Tra i numerosi contributi pubblicati online, un messaggio firmato con lo pseudonimo "Andreas" ha catturato l’attenzione degli investigatori, non per un elemento tecnico bensì per il suo contenuto riflessivo e inquietante.
Andrea Sempio, autore del post datato 25 dicembre 2015, affronta temi quali la violenza, il controllo e le reazioni in situazioni estreme. Tuttavia, è una parte specifica del testo a emergere con forza: la possibilità di "infierire ad oltranza", ovvero continuare l’aggressione anche quando non è più necessaria, con un "calcio in testa che non serve" o l’uso di un’arma oltre il limite.
Queste parole, estrapolate dal contesto, descrivono una dinamica di perdita di controllo e di eccesso aggressivo. Alcuni esperti hanno riscontrato delle analogie con la ricostruzione dell’omicidio di Chiara Poggi, avvenuto nel 2007 a Garlasco, dove la violenza si è protratta oltre il necessario.
Nel suo messaggio, Sempio suggerisce anche di considerarsi potenziali aggressori, adottando strategie come osservare l’ambiente circostante, sfruttare il buio e le zone d’ombra, e persino simulare vulnerabilità per attirare la vittima, paragonandosi a "piante carnivore". Tale linguaggio evoca una prospettiva quasi strategica dell’aggressione.
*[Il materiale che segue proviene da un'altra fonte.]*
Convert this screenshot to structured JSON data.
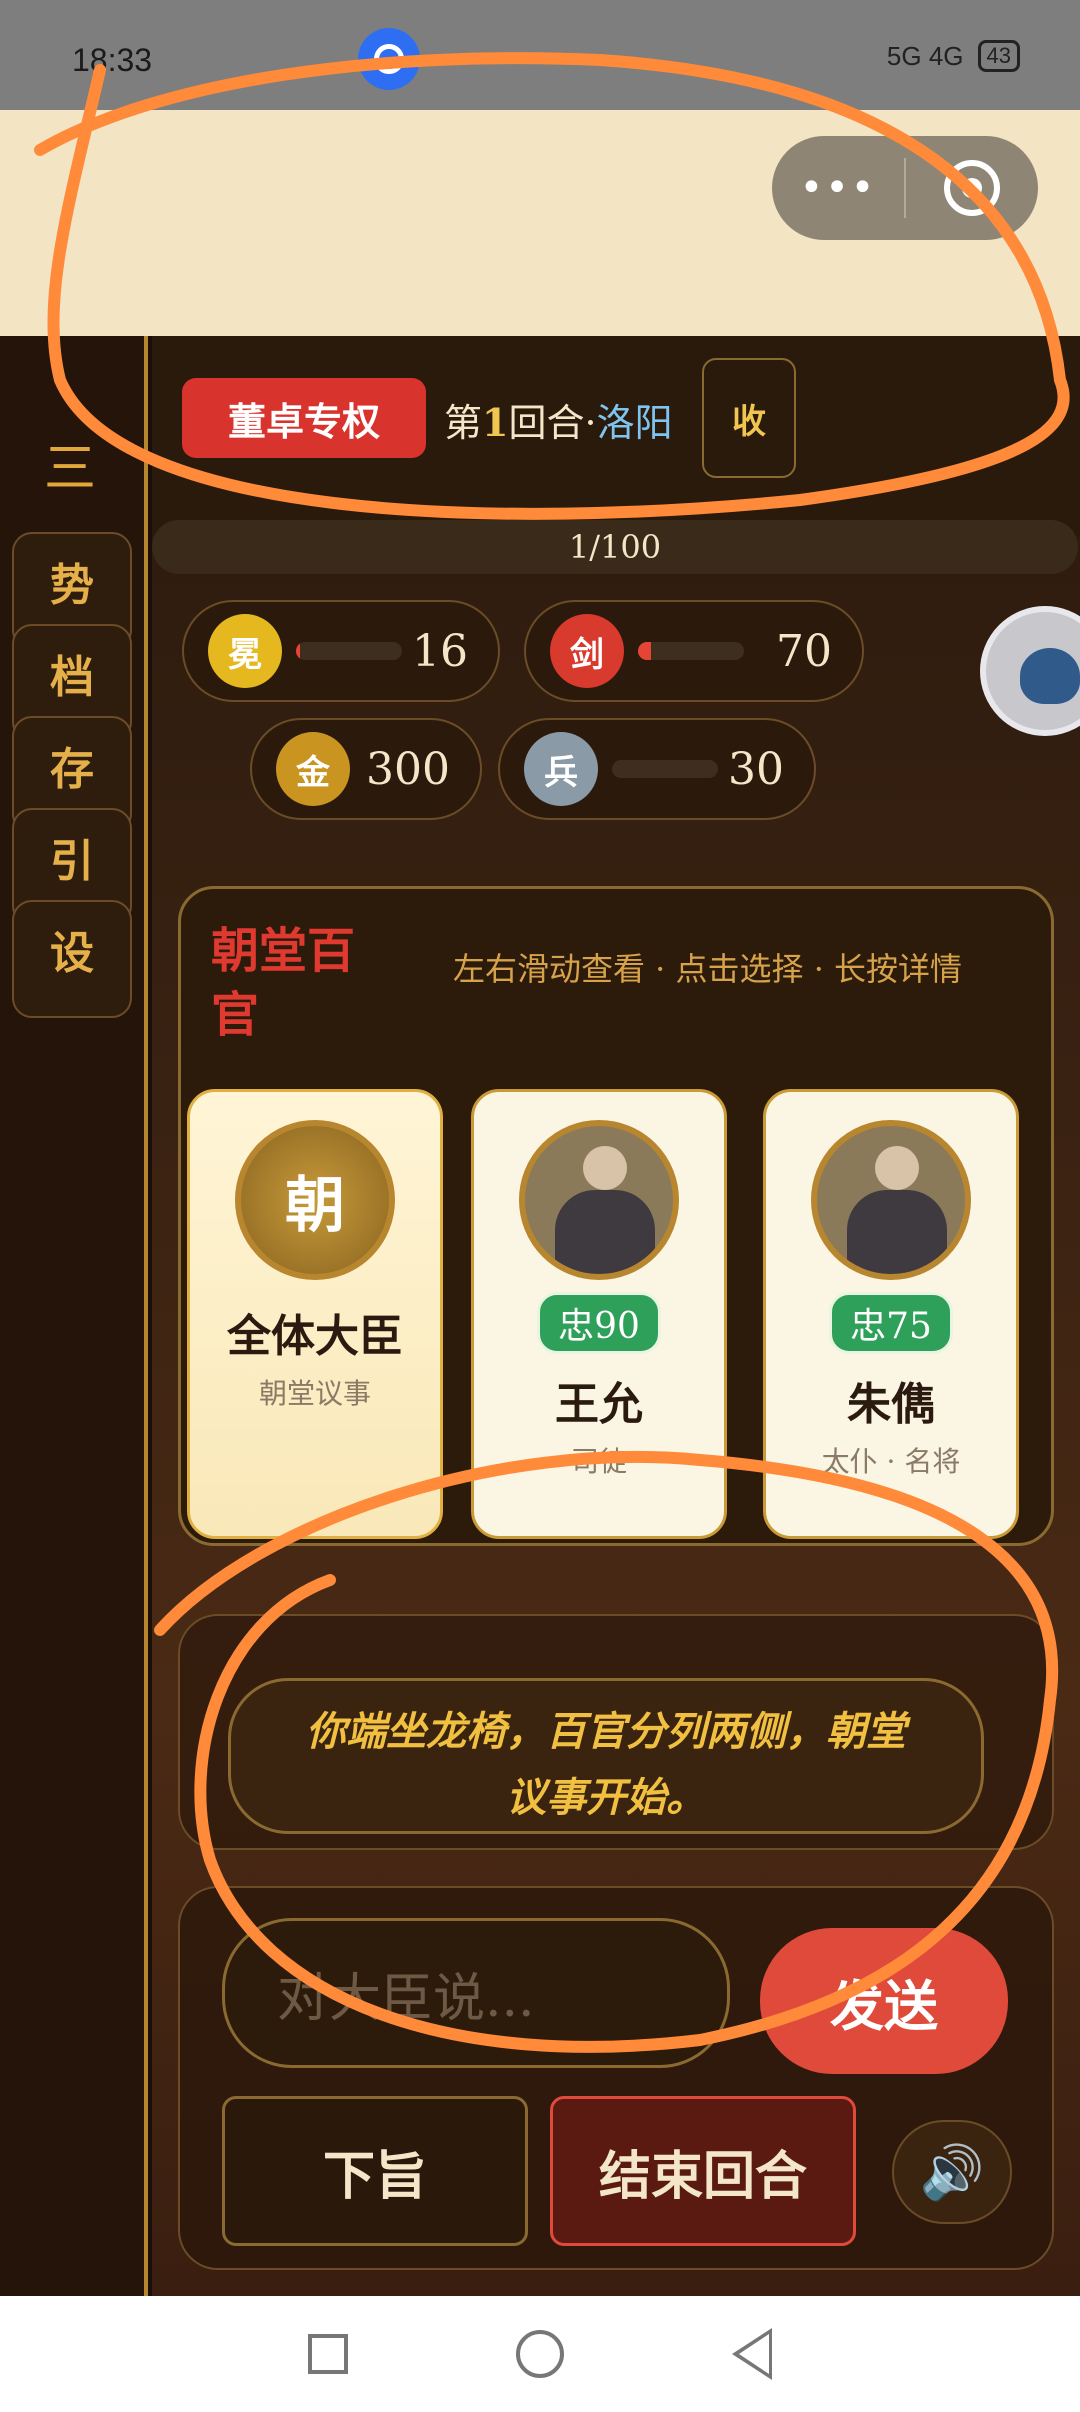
{
  "status_bar": {
    "time": "18:33",
    "network": "5G 4G",
    "battery": "43"
  },
  "capsule": {
    "more_icon": "more-dots-icon",
    "close_icon": "target-icon"
  },
  "sidebar": {
    "menu_icon": "三",
    "items": [
      {
        "label": "势"
      },
      {
        "label": "档"
      },
      {
        "label": "存"
      },
      {
        "label": "引"
      },
      {
        "label": "设"
      }
    ]
  },
  "header": {
    "tag": "董卓专权",
    "round_prefix": "第",
    "round_num": "1",
    "round_suffix": "回合·",
    "city": "洛阳",
    "collapse_label": "收"
  },
  "progress": {
    "text": "1/100",
    "value": 1,
    "max": 100
  },
  "stats": [
    {
      "icon_label": "冕",
      "value": "16",
      "fill": 0.02,
      "color": "#e6b820"
    },
    {
      "icon_label": "剑",
      "value": "70",
      "fill": 0.08,
      "color": "#d83a2e"
    },
    {
      "icon_label": "金",
      "value": "300",
      "color": "#c99520"
    },
    {
      "icon_label": "兵",
      "value": "30",
      "fill": 0.0,
      "color": "#8a9aa6"
    }
  ],
  "court": {
    "title": "朝堂百官",
    "hint": "左右滑动查看 · 点击选择 · 长按详情",
    "cards": [
      {
        "avatar_text": "朝",
        "name": "全体大臣",
        "role": "朝堂议事"
      },
      {
        "loyalty": "忠90",
        "name": "王允",
        "role": "司徒"
      },
      {
        "loyalty": "忠75",
        "name": "朱儁",
        "role": "太仆 · 名将"
      }
    ]
  },
  "narration": "你端坐龙椅，百官分列两侧，朝堂议事开始。",
  "input": {
    "placeholder": "对大臣说...",
    "send_label": "发送"
  },
  "actions": {
    "decree_label": "下旨",
    "end_label": "结束回合",
    "sound_icon": "🔊"
  }
}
Dall’altra parte, la difesa rigetta qualsiasi collegamento tra queste riflessioni e i fatti di cronaca. L’avvocato Liborio Cataliotti sottolinea che si tratta di idee teoriche, senza alcun riferimento diretto all’omicidio.
Nonostante ciò, la Procura di Pavia mantiene la tesi di una violenza prolungata, con colpi ripetuti anche quando la vittima non poteva più difendersi. Questo quadro rafforza il confronto, soprattutto a livello narrativo, con le parole espresse nel forum.
Il 6 maggio Andrea Sempio sarà convocato per l’interrogatorio dai magistrati, ma ha anticipato che si avvarrà della facoltà di non rispondere. Il significato di quel messaggio resta ora nelle mani degli inquirenti e, eventualmente, della giustizia.